Abstract
canSAR (http://cansar.icr.ac.uk) is a publicly available, multidisciplinary, cancer-focused knowledgebase developed to support cancer translational research and drug discovery. canSAR integrates genomic, protein, pharmacological, drug and chemical data with structural biology, protein networks and druggability data. canSAR is widely used to rapidly access information and help interpret experimental data in a translational and drug discovery context. Here we describe major enhancements to canSAR including new data, improved search and browsing capabilities, new disease and cancer cell line summaries and new and enhanced batch analysis tools.
INTRODUCTION
Translating biological knowledge and discoveries from large-scale omic data to new cancer drugs and clinical biomarkers requires significant effort invested into understanding of mechanisms and experimental biological validation. These experiments are greatly empowered by the availability of as much relevant information as possible in an easily accessible and understandable form. In our increasingly multidisciplinary world, this information needs to come from many different scientific domains that have historically been separate.
canSAR, initially described in NAR in 2011 (1) and updated in 2014 (2), is the first and, to our knowledge, remains the largest multidisciplinary resource to support cancer drug discovery and translational research. canSAR was developed to bring together diverse data from across all domains that will benefit cancer drug discovery. It is used by >150 000 unique users from 179 countries, and is used by biologists, chemists and translational and clinical scientists, from both academia and industry. Here we describe major updates in canSAR v3.0 both in data and functionality.
DATA CONTENT AND GROWTH
canSAR's aim is to provide comprehensive multidisciplinary annotation for genes and biological systems to enable target validation and drug discovery. canSAR contains the full complement of the human proteome as well as 528 805 proteins from 16 634 model organisms and data for 11 778 cancer and non-transformed cell line models. Furthermore, canSAR contains 208 269 659 experimental data points for 9 390 patient-derived tissue samples (for breakdown see http://cansar.icr.ac.uk/cansar/data-sources/). There are 111 414 3D structures for 21 658 proteins, collectively containing 215 178 ligands determined in complex with a protein. We have collated 367 465 high quality experimentally derived protein–protein interactions (see below) for 16 680 proteins which we have annotated with all chemogenomic and structural data form canSAR.
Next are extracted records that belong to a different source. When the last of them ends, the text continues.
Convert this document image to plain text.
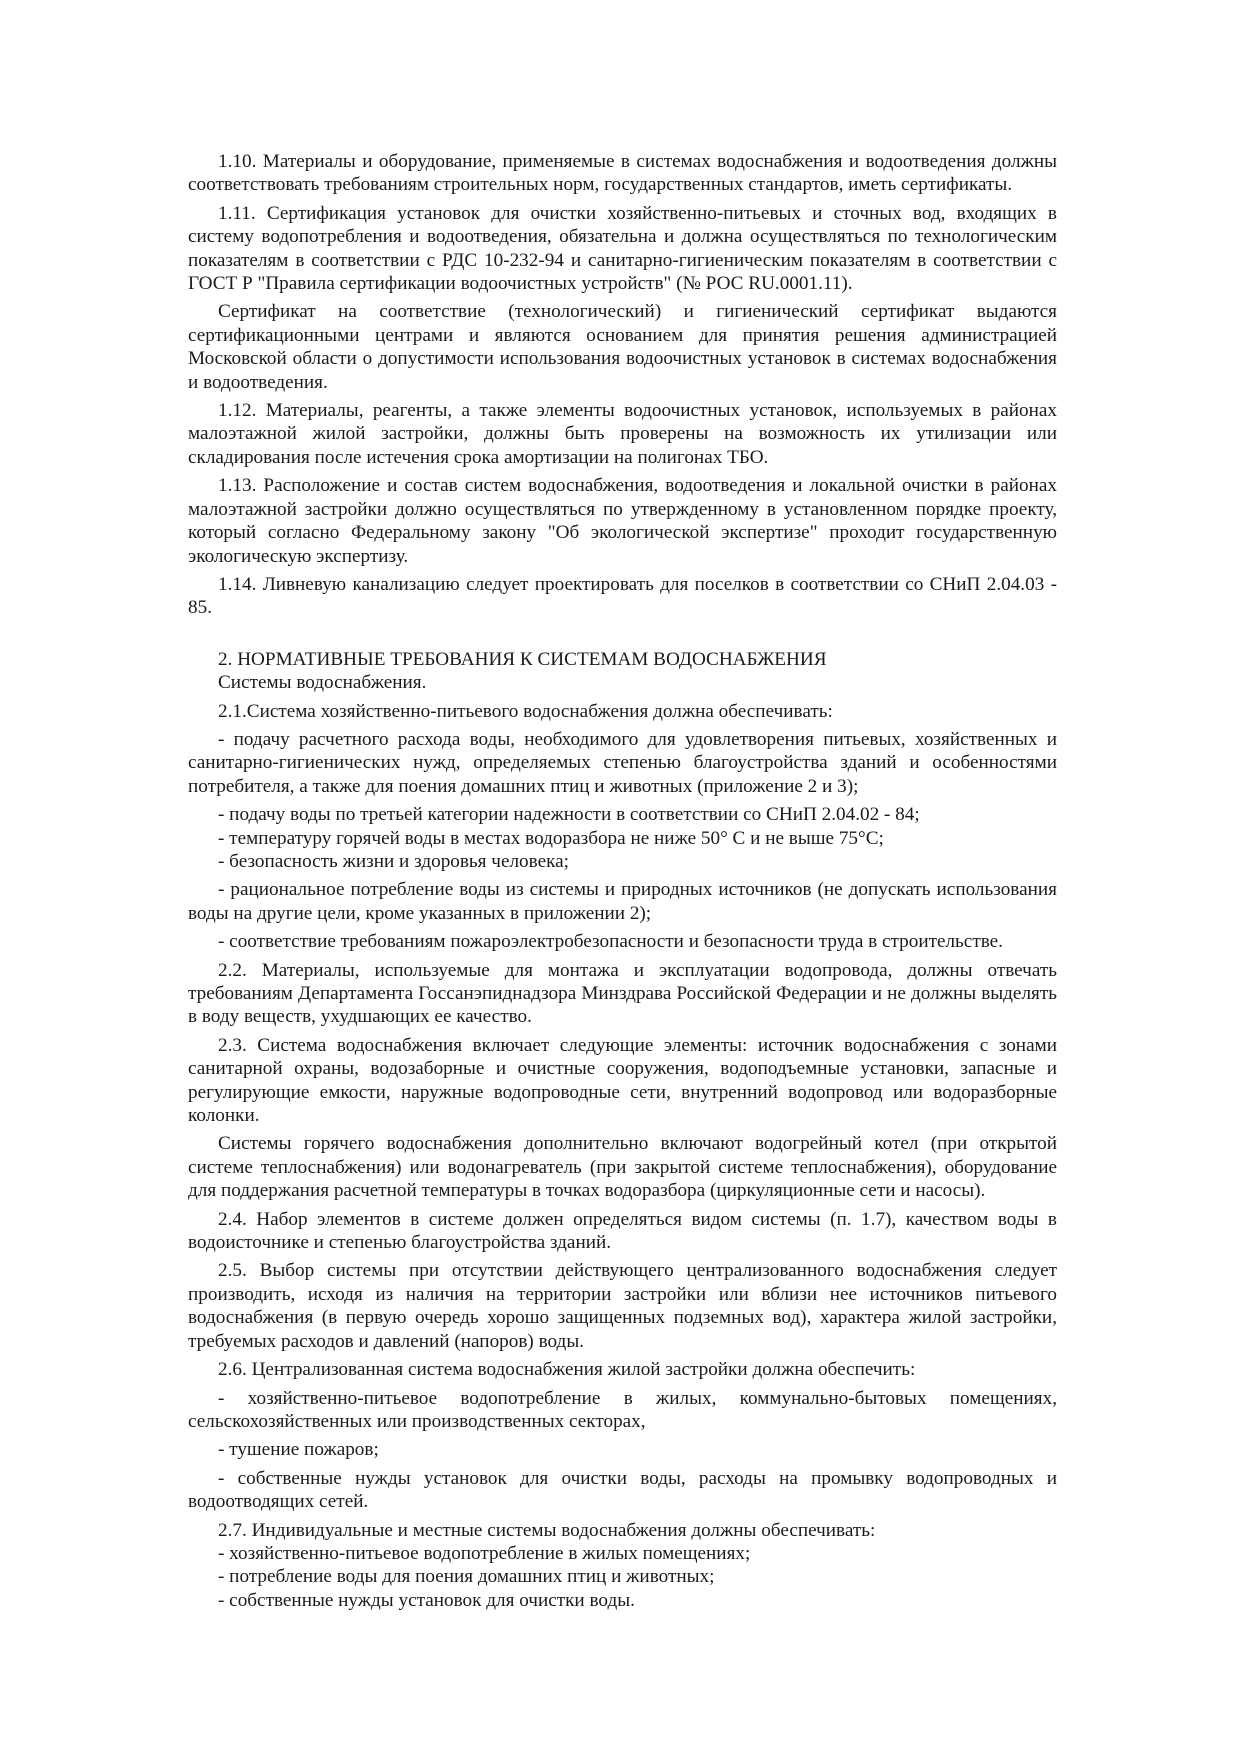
1.10. Материалы и оборудование, применяемые в системах водоснабжения и водоотведения должны соответствовать требованиям строительных норм, государственных стандартов, иметь сертификаты.

1.11. Сертификация установок для очистки хозяйственно-питьевых и сточных вод, входящих в систему водопотребления и водоотведения, обязательна и должна осуществляться по технологическим показателям в соответствии с РДС 10-232-94 и санитарно-гигиеническим показателям в соответствии с ГОСТ Р "Правила сертификации водоочистных устройств" (№ РОС RU.0001.11).

Сертификат на соответствие (технологический) и гигиенический сертификат выдаются сертификационными центрами и являются основанием для принятия решения администрацией Московской области о допустимости использования водоочистных установок в системах водоснабжения и водоотведения.

1.12. Материалы, реагенты, а также элементы водоочистных установок, используемых в районах малоэтажной жилой застройки, должны быть проверены на возможность их утилизации или складирования после истечения срока амортизации на полигонах ТБО.

1.13. Расположение и состав систем водоснабжения, водоотведения и локальной очистки в районах малоэтажной застройки должно осуществляться по утвержденному в установленном порядке проекту, который согласно Федеральному закону "Об экологической экспертизе" проходит государственную экологическую экспертизу.

1.14. Ливневую канализацию следует проектировать для поселков в соответствии со СНиП 2.04.03 - 85.

2. НОРМАТИВНЫЕ ТРЕБОВАНИЯ К СИСТЕМАМ ВОДОСНАБЖЕНИЯ

Системы водоснабжения.

2.1.Система хозяйственно-питьевого водоснабжения должна обеспечивать:

- подачу расчетного расхода воды, необходимого для удовлетворения питьевых, хозяйственных и санитарно-гигиенических нужд, определяемых степенью благоустройства зданий и особенностями потребителя, а также для поения домашних птиц и животных (приложение 2 и 3);

- подачу воды по третьей категории надежности в соответствии со СНиП 2.04.02 - 84;

- температуру горячей воды в местах водоразбора не ниже 50° С и не выше 75°С;

- безопасность жизни и здоровья человека;

- рациональное потребление воды из системы и природных источников (не допускать использования воды на другие цели, кроме указанных в приложении 2);

- соответствие требованиям пожароэлектробезопасности и безопасности труда в строительстве.

2.2. Материалы, используемые для монтажа и эксплуатации водопровода, должны отвечать требованиям Департамента Госсанэпиднадзора Минздрава Российской Федерации и не должны выделять в воду веществ, ухудшающих ее качество.

2.3. Система водоснабжения включает следующие элементы: источник водоснабжения с зонами санитарной охраны, водозаборные и очистные сооружения, водоподъемные установки, запасные и регулирующие емкости, наружные водопроводные сети, внутренний водопровод или водоразборные колонки.

Системы горячего водоснабжения дополнительно включают водогрейный котел (при открытой системе теплоснабжения) или водонагреватель (при закрытой системе теплоснабжения), оборудование для поддержания расчетной температуры в точках водоразбора (циркуляционные сети и насосы).

2.4. Набор элементов в системе должен определяться видом системы (п. 1.7), качеством воды в водоисточнике и степенью благоустройства зданий.

2.5. Выбор системы при отсутствии действующего централизованного водоснабжения следует производить, исходя из наличия на территории застройки или вблизи нее источников питьевого водоснабжения (в первую очередь хорошо защищенных подземных вод), характера жилой застройки, требуемых расходов и давлений (напоров) воды.

2.6. Централизованная система водоснабжения жилой застройки должна обеспечить:

- хозяйственно-питьевое водопотребление в жилых, коммунально-бытовых помещениях, сельскохозяйственных или производственных секторах,

- тушение пожаров;

- собственные нужды установок для очистки воды, расходы на промывку водопроводных и водоотводящих сетей.

2.7. Индивидуальные и местные системы водоснабжения должны обеспечивать:

- хозяйственно-питьевое водопотребление в жилых помещениях;

- потребление воды для поения домашних птиц и животных;

- собственные нужды установок для очистки воды.
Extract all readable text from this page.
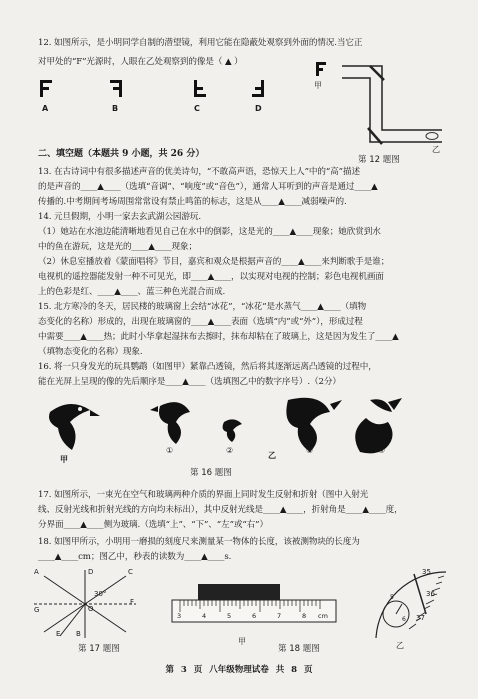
12. 如图所示，是小明同学自制的潜望镜，利用它能在隐蔽处观察到外面的情况.当它正
对甲处的“F”光源时，人眼在乙处观察到的像是（ ▲ ）
A	B	C	D
甲
乙
第 12 题图
二、填空题（本题共 9 小题，共 26 分）
13. 在古诗词中有很多描述声音的优美诗句，“不敢高声语，恐惊天上人”中的“高”描述
的是声音的____▲____（选填“音调”、“响度”或“音色”），通常人耳听到的声音是通过____▲
传播的.中考期间考场周围常常设有禁止鸣笛的标志，这是从____▲____减弱噪声的.
14. 元旦假期，小明一家去玄武湖公园游玩.
（1）她站在水池边能清晰地看见自己在水中的倒影，这是光的____▲____现象；她欣赏到水
中的鱼在游玩，这是光的____▲____现象；
（2）休息室播放着《蒙面唱将》节目，嘉宾和观众是根据声音的____▲____来判断歌手是谁；
电视机的遥控器能发射一种不可见光，即____▲____，以实现对电视的控制；彩色电视机画面
上的色彩是红、____▲____、蓝三种色光混合而成.
15. 北方寒冷的冬天，居民楼的玻璃窗上会结“冰花”，“冰花”是水蒸气____▲____（填物
态变化的名称）形成的，出现在玻璃窗的____▲____表面（选填“内”或“外”），形成过程
中需要____▲____热；此时小华拿起湿抹布去擦时，抹布却粘在了玻璃上，这是因为发生了____▲
（填物态变化的名称）现象.
16. 将一只身发光的玩具鹦鹉（如图甲）紧靠凸透镜，然后将其逐渐远离凸透镜的过程中，
能在光屏上呈现的像的先后顺序是____▲____（选填图乙中的数字序号）.（2分）
甲	乙
①	②	③	④
第 16 题图
17. 如图所示，一束光在空气和玻璃两种介质的界面上同时发生反射和折射（图中入射光
线、反射光线和折射光线的方向均未标出），其中反射光线是____▲____，折射角是____▲____度，
分界面____▲____侧为玻璃.（选填“上”、“下”、“左”或“右”）
18. 如图甲所示，小明用一磨损的刻度尺来测量某一物体的长度，该被测物块的长度为
____▲____cm；图乙中，秒表的读数为____▲____s.
A
B
C
D
E
F
G	O
30°
第 17 题图
3	4	5	6	7	8 cm
甲
第 18 题图
35
5	36
6 37
乙
第 3 页 八年级物理试卷 共 8 页
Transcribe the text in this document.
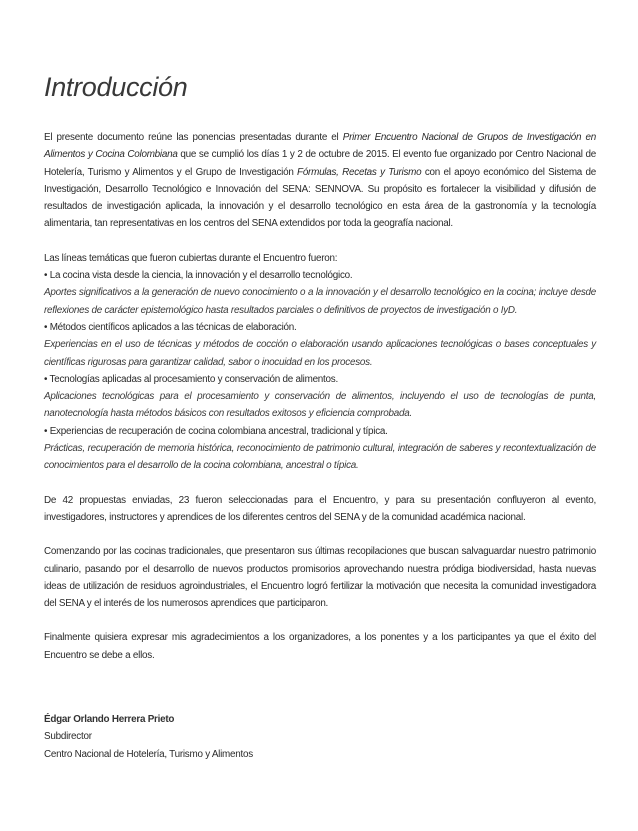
Introducción

El presente documento reúne las ponencias presentadas durante el Primer Encuentro Nacional de Grupos de Investigación en Alimentos y Cocina Colombiana que se cumplió los días 1 y 2 de octubre de 2015. El evento fue organizado por Centro Nacional de Hotelería, Turismo y Alimentos y el Grupo de Investigación Fórmulas, Recetas y Turismo con el apoyo económico del Sistema de Investigación, Desarrollo Tecnológico e Innovación del SENA: SENNOVA. Su propósito es fortalecer la visibilidad y difusión de resultados de investigación aplicada, la innovación y el desarrollo tecnológico en esta área de la gastronomía y la tecnología alimentaria, tan representativas en los centros del SENA extendidos por toda la geografía nacional.

Las líneas temáticas que fueron cubiertas durante el Encuentro fueron:

• La cocina vista desde la ciencia, la innovación y el desarrollo tecnológico.

Aportes significativos a la generación de nuevo conocimiento o a la innovación y el desarrollo tecnológico en la cocina; incluye desde reflexiones de carácter epistemológico hasta resultados parciales o definitivos de proyectos de investigación o IyD.

• Métodos científicos aplicados a las técnicas de elaboración.

Experiencias en el uso de técnicas y métodos de cocción o elaboración usando aplicaciones tecnológicas o bases conceptuales y científicas rigurosas para garantizar calidad, sabor o inocuidad en los procesos.

• Tecnologías aplicadas al procesamiento y conservación de alimentos.

Aplicaciones tecnológicas para el procesamiento y conservación de alimentos, incluyendo el uso de tecnologías de punta, nanotecnología hasta métodos básicos con resultados exitosos y eficiencia comprobada.

• Experiencias de recuperación de cocina colombiana ancestral, tradicional y típica.

Prácticas, recuperación de memoria histórica, reconocimiento de patrimonio cultural, integración de saberes y recontextualización de conocimientos para el desarrollo de la cocina colombiana, ancestral o típica.

De 42 propuestas enviadas, 23 fueron seleccionadas para el Encuentro, y para su presentación confluyeron al evento, investigadores, instructores y aprendices de los diferentes centros del SENA y de la comunidad académica nacional.

Comenzando por las cocinas tradicionales, que presentaron sus últimas recopilaciones que buscan salvaguardar nuestro patrimonio culinario, pasando por el desarrollo de nuevos productos promisorios aprovechando nuestra pródiga biodiversidad, hasta nuevas ideas de utilización de residuos agroindustriales, el Encuentro logró fertilizar la motivación que necesita la comunidad investigadora del SENA y el interés de los numerosos aprendices que participaron.

Finalmente quisiera expresar mis agradecimientos a los organizadores, a los ponentes y a los participantes ya que el éxito del Encuentro se debe a ellos.

Édgar Orlando Herrera Prieto
Subdirector
Centro Nacional de Hotelería, Turismo y Alimentos
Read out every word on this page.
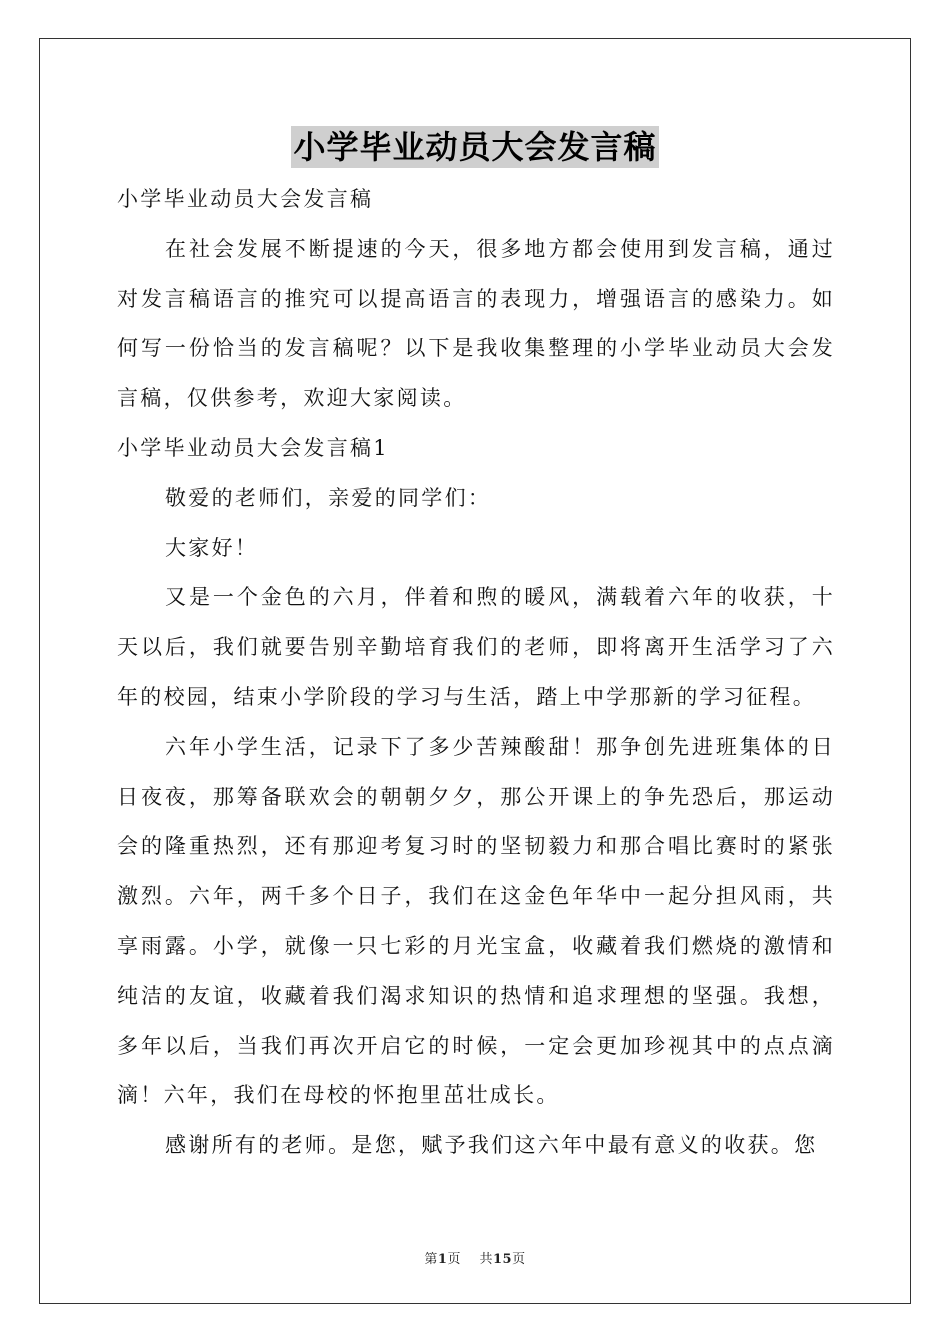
小学毕业动员大会发言稿

小学毕业动员大会发言稿

在社会发展不断提速的今天，很多地方都会使用到发言稿，通过对发言稿语言的推究可以提高语言的表现力，增强语言的感染力。如何写一份恰当的发言稿呢？以下是我收集整理的小学毕业动员大会发言稿，仅供参考，欢迎大家阅读。

小学毕业动员大会发言稿1

敬爱的老师们，亲爱的同学们：

大家好！

又是一个金色的六月，伴着和煦的暖风，满载着六年的收获，十天以后，我们就要告别辛勤培育我们的老师，即将离开生活学习了六年的校园，结束小学阶段的学习与生活，踏上中学那新的学习征程。

六年小学生活，记录下了多少苦辣酸甜！那争创先进班集体的日日夜夜，那筹备联欢会的朝朝夕夕，那公开课上的争先恐后，那运动会的隆重热烈，还有那迎考复习时的坚韧毅力和那合唱比赛时的紧张激烈。六年，两千多个日子，我们在这金色年华中一起分担风雨，共享雨露。小学，就像一只七彩的月光宝盒，收藏着我们燃烧的激情和纯洁的友谊，收藏着我们渴求知识的热情和追求理想的坚强。我想，多年以后，当我们再次开启它的时候，一定会更加珍视其中的点点滴滴！六年，我们在母校的怀抱里茁壮成长。

感谢所有的老师。是您，赋予我们这六年中最有意义的收获。您

第1页 共15页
canSAR contains chemical and pharmacological data for over one million, bioactive, small molecule drugs and compounds corresponding to >8 121 000 pharmacological bioactivities as well as over 10 million calculated chemical properties. Moreover, we have now begun curating these bioactive compounds for their suitability as investigative chemical probes for target validation (see Target Synopsis section below).
To our knowledge, canSAR remains the world's most comprehensive druggability assessment resource containing multidisciplinary druggability assessments for the majority of the human proteome. The latest version of canSAR provides 3D-structure-based druggability assessment for 2 836 425 cavities on 109 475 protein structures (PDB chains); ligand-based druggability assessment for 8 197 human proteins and, more recently, protein network-based druggability results for 13 345 human proteins. Together these provide a powerful enabler for target selection and validation for drug discovery.
The underlying architecture of canSAR is designed to ensure full linkage of all data types across the multidisciplinary data contained within it. All data are linked to their original data sources or publications, wherever available, thus ensuring data provenance and enabling researchers to access the original studies. The data in canSAR are updated at regular intervals as dictated by the data type. For example, 3D structure data (3) and canSAR's structure-based druggability (4) calculations are updated weekly; while data from the ChEMBL (5) database are typically 1–2 weeks after the ChEMBL update. Full details about the updates are provided here (http://cansar.icr.ac.uk/cansar/data-sources/).
TARGET SYNOPSIS: ENABLING BIOLOGICAL HYPOTHESIS GENERATION
In the era of mechanism-driven drug discovery and translational research, scientists frequently need to access as much information about a gene or target of interest in one place, in an easily digestible form, to enable them to identify key pieces of information and generate hypotheses for experimental validation and biological exploration. The new enhanced canSAR Target Synopsis provides visual and tabular summaries on diverse data including functional data, protein families, 3D structure, chemical bioactivities and pharmacological data, genetic and gene transcriptional alterations and pharmacologically annotated protein interaction networks and other data. The Target Synopsis allows rapid visualisation of genetic and gene transcriptional alterations from patient tissue as well as cancer cell lines (Figure 1).
We also provide an individual target view on a target's druggability using all calculable druggability assessments (3D structure-based, ligand-based and network-based druggability). canSAR contains an increasing number of manually curated drugs, clinical candidates and, more recently, we have begun the curation of chemical probes from public repositories such as the Chemical Probes Portal (www.chemicalprobes.org) for use in experimental evaluation of the target or its pathway (Figure 1).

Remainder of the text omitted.